SAM-PM: Enhancing Video Camouflaged Object Detection using Spatio-Temporal Attention

Muhammad Nawfal Meeran,Gokul Adethya T,Bhanu Pratyush Mantha
2024-06-09
Abstract:In the domain of large foundation models, the Segment Anything Model (SAM) has gained notable recognition for its exceptional performance in image segmentation. However, tackling the video camouflage object detection (VCOD) task presents a unique challenge. Camouflaged objects typically blend into the background, making them difficult to distinguish in still images. Additionally, ensuring temporal consistency in this context is a challenging problem. As a result, SAM encounters limitations and falls short when applied to the VCOD task. To overcome these challenges, we propose a new method called the SAM Propagation Module (SAM-PM). Our propagation module enforces temporal consistency within SAM by employing spatio-temporal cross-attention mechanisms. Moreover, we exclusively train the propagation module while keeping the SAM network weights frozen, allowing us to integrate task-specific insights with the vast knowledge accumulated by the large model. Our method effectively incorporates temporal consistency and domain-specific expertise into the segmentation network with an addition of less than 1% of SAM's parameters. Extensive experimentation reveals a substantial performance improvement in the VCOD benchmark when compared to the most recent state-of-the-art techniques. Code and pre-trained weights are open-sourced at <a class="link-external link-https" href="https://github.com/SpiderNitt/SAM-PM" rel="external noopener nofollow">this https URL</a>
Computer Vision and Pattern Recognition,Artificial Intelligence
What problem does this paper attempt to address?

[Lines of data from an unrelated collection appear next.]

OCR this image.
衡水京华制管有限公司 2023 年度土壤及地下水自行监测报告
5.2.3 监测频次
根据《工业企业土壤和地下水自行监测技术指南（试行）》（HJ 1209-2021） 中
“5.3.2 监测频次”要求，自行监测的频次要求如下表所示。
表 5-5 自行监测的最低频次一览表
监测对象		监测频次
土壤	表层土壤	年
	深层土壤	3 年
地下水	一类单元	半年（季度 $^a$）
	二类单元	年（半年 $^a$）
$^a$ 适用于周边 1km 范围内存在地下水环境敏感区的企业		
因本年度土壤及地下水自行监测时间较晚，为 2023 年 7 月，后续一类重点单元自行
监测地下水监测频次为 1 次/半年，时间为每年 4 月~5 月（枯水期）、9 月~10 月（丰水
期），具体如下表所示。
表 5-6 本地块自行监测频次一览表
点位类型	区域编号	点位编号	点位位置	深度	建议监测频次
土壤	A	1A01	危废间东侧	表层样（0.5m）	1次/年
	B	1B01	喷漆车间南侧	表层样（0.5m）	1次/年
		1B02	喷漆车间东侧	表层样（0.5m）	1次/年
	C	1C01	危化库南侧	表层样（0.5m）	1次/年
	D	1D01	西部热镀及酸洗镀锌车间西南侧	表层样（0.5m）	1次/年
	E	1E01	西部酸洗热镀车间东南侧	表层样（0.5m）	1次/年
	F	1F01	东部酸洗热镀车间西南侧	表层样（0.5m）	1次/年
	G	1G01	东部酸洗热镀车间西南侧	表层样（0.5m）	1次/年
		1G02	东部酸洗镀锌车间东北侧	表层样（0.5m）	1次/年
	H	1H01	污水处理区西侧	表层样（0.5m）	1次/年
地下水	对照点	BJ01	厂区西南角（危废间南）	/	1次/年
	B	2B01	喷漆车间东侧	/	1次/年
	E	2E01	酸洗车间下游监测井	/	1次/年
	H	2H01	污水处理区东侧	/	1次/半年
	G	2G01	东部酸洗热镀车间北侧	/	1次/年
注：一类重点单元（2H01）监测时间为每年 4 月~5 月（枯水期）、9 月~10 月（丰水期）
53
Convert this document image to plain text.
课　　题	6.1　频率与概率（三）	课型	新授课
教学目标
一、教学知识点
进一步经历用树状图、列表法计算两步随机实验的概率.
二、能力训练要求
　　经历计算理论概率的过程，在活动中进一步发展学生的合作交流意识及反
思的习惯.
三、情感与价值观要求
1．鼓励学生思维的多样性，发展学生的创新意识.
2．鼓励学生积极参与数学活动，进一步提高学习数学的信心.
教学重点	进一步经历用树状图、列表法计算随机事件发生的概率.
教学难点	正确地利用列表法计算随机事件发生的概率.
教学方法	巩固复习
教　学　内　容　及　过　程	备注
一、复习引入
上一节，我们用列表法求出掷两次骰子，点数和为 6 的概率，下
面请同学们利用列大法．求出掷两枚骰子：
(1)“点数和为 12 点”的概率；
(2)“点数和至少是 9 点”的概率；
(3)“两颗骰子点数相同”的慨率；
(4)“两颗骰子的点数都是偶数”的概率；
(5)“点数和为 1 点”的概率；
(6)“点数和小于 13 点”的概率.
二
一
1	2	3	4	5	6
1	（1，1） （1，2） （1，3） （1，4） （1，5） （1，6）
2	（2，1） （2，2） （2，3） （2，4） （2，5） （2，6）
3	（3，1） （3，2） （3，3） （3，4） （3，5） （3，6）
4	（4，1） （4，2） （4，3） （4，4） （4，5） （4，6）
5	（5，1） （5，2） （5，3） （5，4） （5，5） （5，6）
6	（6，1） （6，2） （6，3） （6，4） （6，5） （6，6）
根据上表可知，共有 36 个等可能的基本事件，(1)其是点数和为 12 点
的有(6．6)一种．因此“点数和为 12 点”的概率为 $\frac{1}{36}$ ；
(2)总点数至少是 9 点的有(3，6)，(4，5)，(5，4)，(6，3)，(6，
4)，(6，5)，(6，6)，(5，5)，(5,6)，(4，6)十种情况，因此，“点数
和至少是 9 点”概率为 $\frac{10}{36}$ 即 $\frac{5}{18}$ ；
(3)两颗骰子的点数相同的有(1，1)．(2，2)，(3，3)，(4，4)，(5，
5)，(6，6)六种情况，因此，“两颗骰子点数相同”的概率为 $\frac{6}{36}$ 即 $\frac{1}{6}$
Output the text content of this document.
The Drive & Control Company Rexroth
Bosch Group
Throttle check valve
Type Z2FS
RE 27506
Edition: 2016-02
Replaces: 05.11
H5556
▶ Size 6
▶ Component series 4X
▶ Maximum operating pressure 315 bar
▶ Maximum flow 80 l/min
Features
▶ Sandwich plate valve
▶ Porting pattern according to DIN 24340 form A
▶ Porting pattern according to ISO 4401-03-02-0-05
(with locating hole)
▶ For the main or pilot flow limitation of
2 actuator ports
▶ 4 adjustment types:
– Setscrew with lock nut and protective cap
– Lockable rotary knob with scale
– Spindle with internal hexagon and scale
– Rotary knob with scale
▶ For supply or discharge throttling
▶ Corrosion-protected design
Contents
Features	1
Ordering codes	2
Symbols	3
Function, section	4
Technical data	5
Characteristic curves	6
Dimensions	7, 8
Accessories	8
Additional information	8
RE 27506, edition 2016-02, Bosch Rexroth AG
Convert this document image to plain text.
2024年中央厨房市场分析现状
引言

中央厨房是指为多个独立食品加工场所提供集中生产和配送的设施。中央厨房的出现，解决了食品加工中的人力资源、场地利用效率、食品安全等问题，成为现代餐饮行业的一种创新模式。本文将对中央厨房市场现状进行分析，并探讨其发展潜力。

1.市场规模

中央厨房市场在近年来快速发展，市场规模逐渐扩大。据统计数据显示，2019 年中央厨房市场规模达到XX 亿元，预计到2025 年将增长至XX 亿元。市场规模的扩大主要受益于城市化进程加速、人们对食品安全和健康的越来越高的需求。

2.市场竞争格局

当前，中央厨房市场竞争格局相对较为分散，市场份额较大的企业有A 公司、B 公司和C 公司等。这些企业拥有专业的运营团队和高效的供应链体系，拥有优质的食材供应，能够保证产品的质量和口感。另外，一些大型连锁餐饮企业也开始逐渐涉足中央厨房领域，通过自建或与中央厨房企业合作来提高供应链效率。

This paper attempts to address the challenges in Video Camouflaged Object Detection (VCOD). Specifically, the paper points out that although the Segment Anything Model (SAM) performs excellently in image segmentation tasks, it has limitations when dealing with video camouflaged object detection. These limitations mainly include: 1. **Dataset Bias**: A large number of visual datasets used for SAM training mainly contain objects with clear boundaries and lack the representation of camouflaged objects (with blurred and indistinguishable boundaries). 2. **Static Image Training**: SAM is mainly trained on static images, which makes it perform poorly in capturing motion and maintaining temporal consistency between consecutive video frames. 3. **Background Fusion Problem**: Camouflaged objects are usually highly similar to the background, which leads to two fundamental problems: - The boundaries of the object blend seamlessly with the background and only become obvious when moving. - Objects usually have repetitive textures similar to their surrounding environment, which makes the optical - flow - based methods prone to errors when estimating pixel motion. To solve these problems, the paper proposes a new method - SAM Propagation Module (SAM - PM). SAM - PM enhances the temporal consistency of SAM by introducing a spatio - temporal cross - attention mechanism and only trains the propagation module while freezing the weights of the SAM network, thus effectively integrating domain - specific knowledge into the segmentation network while increasing the number of parameters by less than 1%. Experimental results show that SAM - PM significantly outperforms the latest techniques in VCOD benchmark tests.